Monday, November 20, 2006

I have eight forms of photo id now, but don't worry! I only carry five of them on a daily basis.

Anyhow, I went to Toledo again this weekend, with a friend whose family lives there. It was amazing to me, because my problem enjoying Toledo the other time was that it felt like Disneyland: made to please visitors; not inhabited. Of course, the other time I'd only been in the historic zone, and Valle and her family live in the modern, but we did wander the olden streets Saturday evening. We sat in the same place in front of the cathedral where Matt and Julia and I had eaten marzipan, only this time we were waiting for Valle to finish her cursed cigarrette. Oh grief I am going to leave Spain with a year of second-hand smoke in my poor baby lungs. Valle, María José, not to mention everyone in Spain. We also passed by the same café Matt and Julia and I had hovered around waiting for seats to empty out, the only cafeteria nearby with a menu in Spanish only..
Valle was an enjoyably terrible guide. We had to find a map, and she didn't know what most of the buildings were for or the statues were of. I was content wondering, but she would point them out and then realize she didn't know. Pretty much like me on the Claremont colleges. I know the layout like the back of this cliché, but uh I don't really go in those buildings, but they're definitely important? It was like that.

Hm. It's true, though. Old Toledo is made for me. During the night, as the kids are drinking under the huge walls and going to the same several bars (it's a small town, really), there are men with huge hoses washing the streets clear of trash and vomit, leaving everything ghost-town clean. There are so many places the cars can't park during the day, so many stores selling suits of armor and other ridiculous things. We're doing something wonderful personally, as tourists, but we're doing harm culturally. I do mean those tacky shops.

It's this, you know? Any culture has to keep changing, rebelling against itself, letting in new things, tearing down. The problem with we tourists is that we come in search of the typical, the most typical possible, usually more of the past than the present, usually more imaginary than not, but stifling any way you look at it. Places like Barcelona which are famous more for being beautiful and alive with art may survive tourism better than places famous for their stone and marzipan.
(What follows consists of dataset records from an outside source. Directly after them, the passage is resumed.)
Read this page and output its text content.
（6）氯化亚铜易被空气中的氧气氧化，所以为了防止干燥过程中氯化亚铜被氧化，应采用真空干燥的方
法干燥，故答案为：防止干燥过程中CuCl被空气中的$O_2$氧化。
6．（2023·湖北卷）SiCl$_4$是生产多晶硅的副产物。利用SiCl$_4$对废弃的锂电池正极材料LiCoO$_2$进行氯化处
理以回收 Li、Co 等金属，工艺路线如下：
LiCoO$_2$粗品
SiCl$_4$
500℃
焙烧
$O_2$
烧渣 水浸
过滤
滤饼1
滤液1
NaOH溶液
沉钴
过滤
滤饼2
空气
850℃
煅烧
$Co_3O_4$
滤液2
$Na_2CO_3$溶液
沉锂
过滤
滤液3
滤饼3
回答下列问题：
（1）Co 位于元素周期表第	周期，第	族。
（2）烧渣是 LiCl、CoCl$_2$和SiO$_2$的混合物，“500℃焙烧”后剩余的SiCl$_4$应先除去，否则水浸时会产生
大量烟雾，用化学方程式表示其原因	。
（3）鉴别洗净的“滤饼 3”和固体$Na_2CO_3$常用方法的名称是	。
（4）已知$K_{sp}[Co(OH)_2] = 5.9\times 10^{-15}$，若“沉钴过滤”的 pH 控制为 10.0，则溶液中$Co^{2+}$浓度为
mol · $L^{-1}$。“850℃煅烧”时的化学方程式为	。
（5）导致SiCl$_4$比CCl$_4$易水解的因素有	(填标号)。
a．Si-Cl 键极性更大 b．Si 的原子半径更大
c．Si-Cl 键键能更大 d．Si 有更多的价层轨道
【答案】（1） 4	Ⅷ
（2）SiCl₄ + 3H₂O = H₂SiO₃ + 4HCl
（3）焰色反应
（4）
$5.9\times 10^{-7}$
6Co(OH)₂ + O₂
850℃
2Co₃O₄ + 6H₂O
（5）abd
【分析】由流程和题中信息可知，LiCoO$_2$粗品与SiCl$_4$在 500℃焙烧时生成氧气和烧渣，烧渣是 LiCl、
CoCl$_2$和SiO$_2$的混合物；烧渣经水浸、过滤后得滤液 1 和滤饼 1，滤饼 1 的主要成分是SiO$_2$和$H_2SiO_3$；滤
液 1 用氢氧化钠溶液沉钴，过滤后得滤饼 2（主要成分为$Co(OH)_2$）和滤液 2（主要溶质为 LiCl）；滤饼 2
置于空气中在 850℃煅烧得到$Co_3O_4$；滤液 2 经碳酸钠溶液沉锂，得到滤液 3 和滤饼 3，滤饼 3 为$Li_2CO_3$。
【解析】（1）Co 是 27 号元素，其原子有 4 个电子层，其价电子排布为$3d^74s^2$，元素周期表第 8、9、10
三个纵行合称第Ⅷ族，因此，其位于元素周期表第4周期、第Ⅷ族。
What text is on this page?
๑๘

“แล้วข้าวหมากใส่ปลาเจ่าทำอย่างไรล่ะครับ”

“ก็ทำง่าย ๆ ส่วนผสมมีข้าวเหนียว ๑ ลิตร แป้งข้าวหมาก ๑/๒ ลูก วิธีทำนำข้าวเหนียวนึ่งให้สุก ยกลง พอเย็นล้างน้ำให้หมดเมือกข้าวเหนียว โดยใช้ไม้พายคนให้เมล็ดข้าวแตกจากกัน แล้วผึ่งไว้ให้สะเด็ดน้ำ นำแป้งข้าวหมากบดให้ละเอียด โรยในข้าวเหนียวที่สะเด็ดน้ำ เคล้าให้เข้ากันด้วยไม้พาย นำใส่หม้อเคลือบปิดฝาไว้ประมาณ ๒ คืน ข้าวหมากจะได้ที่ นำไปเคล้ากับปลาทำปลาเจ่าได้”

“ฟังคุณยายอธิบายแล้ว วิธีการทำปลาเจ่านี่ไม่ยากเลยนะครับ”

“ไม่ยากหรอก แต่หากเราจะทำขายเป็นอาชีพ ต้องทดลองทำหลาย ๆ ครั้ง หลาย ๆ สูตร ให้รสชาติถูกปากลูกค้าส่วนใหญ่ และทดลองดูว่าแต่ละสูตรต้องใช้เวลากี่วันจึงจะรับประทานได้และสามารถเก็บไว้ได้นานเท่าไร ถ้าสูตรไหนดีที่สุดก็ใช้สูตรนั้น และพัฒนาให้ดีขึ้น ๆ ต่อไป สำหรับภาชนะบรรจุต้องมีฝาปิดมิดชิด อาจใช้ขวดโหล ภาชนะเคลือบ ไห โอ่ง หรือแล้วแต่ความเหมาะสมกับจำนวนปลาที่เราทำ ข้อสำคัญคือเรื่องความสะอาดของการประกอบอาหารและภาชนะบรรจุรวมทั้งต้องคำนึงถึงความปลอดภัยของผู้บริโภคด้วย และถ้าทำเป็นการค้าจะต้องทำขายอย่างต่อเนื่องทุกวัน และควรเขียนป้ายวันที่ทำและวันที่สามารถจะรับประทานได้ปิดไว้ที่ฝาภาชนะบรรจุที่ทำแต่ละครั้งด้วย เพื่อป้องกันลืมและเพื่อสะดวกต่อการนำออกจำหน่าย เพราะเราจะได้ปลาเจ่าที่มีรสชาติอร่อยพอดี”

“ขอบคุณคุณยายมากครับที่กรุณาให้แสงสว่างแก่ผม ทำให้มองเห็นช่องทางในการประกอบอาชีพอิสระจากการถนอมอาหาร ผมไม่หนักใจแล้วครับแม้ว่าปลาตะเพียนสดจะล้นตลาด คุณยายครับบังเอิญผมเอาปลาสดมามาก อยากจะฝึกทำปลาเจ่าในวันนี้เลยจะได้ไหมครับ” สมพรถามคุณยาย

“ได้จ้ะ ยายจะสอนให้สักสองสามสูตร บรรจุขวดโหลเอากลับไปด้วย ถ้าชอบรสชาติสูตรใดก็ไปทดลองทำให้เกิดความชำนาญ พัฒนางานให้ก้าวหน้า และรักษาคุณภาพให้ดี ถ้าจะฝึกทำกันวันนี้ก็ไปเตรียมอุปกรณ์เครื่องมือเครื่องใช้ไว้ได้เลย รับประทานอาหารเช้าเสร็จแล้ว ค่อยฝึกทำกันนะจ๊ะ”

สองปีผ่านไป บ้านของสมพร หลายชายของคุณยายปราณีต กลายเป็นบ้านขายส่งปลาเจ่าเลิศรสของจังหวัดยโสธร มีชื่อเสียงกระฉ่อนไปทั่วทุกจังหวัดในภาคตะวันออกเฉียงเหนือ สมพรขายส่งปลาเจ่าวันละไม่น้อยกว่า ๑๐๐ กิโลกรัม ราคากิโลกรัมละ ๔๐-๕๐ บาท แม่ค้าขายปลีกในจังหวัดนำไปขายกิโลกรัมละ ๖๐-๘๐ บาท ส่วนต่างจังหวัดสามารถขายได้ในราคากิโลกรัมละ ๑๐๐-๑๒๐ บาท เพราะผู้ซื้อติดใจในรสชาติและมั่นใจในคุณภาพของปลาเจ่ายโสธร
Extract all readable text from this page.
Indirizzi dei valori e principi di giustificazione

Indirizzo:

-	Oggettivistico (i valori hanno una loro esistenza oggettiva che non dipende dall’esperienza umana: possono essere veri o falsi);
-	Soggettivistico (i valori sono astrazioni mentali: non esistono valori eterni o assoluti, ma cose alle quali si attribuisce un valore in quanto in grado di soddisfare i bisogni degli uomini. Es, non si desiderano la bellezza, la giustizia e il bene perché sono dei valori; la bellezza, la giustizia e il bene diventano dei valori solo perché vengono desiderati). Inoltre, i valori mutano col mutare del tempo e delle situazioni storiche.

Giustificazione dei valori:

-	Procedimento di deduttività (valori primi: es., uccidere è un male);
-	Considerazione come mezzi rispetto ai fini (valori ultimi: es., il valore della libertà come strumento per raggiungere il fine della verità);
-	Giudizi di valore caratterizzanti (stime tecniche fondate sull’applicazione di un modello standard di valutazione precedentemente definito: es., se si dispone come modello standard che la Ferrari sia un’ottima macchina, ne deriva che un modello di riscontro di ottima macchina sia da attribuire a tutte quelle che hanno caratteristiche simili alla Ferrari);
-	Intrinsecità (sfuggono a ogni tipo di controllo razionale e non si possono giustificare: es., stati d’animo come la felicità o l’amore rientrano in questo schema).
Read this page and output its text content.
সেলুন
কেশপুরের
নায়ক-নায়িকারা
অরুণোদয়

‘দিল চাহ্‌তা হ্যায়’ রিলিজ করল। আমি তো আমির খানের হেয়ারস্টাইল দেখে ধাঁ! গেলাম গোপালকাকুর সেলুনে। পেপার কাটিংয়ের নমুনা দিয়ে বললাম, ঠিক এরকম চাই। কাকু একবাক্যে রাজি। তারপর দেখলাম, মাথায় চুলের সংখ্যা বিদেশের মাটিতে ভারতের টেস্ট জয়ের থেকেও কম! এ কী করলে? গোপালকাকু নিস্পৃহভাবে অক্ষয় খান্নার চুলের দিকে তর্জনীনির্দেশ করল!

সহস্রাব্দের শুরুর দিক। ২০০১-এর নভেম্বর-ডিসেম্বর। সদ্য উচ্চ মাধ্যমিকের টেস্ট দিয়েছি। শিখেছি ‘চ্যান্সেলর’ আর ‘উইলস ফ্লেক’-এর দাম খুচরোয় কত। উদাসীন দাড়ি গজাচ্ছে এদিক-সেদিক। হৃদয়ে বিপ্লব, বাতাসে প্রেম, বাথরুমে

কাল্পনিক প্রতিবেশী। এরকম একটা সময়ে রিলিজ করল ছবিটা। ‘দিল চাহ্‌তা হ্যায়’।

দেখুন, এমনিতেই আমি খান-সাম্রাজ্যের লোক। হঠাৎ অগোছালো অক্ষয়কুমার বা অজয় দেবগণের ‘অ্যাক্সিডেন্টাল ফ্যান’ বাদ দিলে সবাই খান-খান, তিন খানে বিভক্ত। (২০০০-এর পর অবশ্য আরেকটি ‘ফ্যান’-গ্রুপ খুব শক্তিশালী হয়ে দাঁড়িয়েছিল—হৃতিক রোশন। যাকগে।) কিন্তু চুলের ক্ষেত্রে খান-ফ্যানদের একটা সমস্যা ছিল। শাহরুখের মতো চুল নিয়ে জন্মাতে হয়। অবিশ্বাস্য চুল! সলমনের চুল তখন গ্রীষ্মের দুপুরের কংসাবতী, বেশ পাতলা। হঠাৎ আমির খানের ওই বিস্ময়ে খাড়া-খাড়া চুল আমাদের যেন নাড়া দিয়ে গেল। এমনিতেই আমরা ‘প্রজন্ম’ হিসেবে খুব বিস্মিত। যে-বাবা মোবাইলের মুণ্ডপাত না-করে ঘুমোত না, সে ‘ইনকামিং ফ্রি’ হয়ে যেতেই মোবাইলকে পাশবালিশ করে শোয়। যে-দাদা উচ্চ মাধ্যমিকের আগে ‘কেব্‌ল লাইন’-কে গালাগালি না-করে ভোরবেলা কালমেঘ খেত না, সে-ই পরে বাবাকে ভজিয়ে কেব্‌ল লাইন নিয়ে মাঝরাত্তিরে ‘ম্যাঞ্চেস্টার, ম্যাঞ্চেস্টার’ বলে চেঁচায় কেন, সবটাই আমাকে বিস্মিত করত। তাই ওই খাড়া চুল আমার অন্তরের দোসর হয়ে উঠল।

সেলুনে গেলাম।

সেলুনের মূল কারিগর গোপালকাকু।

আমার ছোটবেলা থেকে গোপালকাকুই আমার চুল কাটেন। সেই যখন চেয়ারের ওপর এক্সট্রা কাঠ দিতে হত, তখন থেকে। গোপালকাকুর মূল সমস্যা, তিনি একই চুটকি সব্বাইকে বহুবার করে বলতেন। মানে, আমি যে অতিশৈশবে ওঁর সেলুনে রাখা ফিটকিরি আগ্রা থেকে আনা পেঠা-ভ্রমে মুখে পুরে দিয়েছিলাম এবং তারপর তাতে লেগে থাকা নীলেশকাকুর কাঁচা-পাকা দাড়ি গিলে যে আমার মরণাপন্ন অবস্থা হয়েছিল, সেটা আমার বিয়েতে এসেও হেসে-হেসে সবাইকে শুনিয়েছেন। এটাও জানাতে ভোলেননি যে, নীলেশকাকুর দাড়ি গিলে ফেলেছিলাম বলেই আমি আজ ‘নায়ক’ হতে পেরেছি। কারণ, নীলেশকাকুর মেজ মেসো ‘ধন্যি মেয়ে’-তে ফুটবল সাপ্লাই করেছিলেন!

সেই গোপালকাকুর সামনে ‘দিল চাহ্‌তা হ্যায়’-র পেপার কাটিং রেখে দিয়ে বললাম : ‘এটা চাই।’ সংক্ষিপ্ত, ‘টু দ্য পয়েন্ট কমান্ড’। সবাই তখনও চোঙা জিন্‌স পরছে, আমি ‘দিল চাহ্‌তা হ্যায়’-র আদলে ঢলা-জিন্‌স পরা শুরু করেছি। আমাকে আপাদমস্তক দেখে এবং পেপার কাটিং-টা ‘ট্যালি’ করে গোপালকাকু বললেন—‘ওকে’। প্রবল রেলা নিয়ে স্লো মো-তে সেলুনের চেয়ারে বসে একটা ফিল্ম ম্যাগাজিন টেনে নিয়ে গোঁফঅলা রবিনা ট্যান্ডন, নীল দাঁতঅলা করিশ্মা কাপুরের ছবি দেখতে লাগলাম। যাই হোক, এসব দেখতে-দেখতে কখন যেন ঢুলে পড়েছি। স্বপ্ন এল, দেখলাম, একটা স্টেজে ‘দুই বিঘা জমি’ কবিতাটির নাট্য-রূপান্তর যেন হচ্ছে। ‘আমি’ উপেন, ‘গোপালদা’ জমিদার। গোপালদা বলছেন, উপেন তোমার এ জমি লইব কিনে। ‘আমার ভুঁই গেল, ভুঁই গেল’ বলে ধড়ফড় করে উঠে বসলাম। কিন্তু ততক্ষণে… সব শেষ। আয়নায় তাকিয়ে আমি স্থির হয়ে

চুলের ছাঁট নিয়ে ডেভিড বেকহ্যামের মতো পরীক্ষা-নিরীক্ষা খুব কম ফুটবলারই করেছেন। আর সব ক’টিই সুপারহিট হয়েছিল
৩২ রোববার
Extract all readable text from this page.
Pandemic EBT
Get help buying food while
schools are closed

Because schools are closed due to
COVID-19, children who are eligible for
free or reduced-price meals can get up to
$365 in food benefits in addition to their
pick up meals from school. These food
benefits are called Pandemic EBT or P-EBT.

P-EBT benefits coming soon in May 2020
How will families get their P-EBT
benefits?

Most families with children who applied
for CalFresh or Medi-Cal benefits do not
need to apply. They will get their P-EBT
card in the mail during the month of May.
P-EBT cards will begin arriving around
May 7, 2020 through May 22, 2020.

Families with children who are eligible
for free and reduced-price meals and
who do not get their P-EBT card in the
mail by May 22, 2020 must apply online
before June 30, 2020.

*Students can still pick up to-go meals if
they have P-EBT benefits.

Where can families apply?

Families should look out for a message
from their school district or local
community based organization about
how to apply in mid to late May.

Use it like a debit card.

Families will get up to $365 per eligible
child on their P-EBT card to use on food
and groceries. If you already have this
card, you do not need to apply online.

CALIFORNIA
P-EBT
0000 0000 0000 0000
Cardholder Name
Well hm. But I take it all too seriously. Valle and I walked through a charming ancient tunnel and she told me her mother's car got stuck there once. Just as much a crime to drive a car through (or half the way through, as it may be) as to insist that cars not be driven through.
What I mean to say is that I really liked my weekend. It's nice to have been asked over; nice, once there, to be asked to stay longer. Good to know that Valle and I do get along outside of class, and that her friends and I like eachother. Oh, and really good to be shown, by Valle and her (adorable) friend Elena, what they claim is a fossilzed chicken stuck in one of the ancient toledan walls. I have a better picture where the claw also shows, but uh please take a look and tell me what that thing is.

Plus! How are yous?

1 comment:

Anonymous said...

I appreciate that even though you really aren't a TOURIST, you are a student of the language and the art and the architecture and the culture and the politics, etc etc, you still reflect on your future, when you surely WILL be a tourist somewhere sometime. (uh, like Paris in three days!) I think those little shops are a nice retreat for people who are losing their sense of who they are in relation to the world where they have arrived. And even if you are not a purchaser, and you are just not an accumulator, it is always amazing how many places sell utterly useless china thimbles with the name/motif of the place painted on them. THIMBLES!!!!!!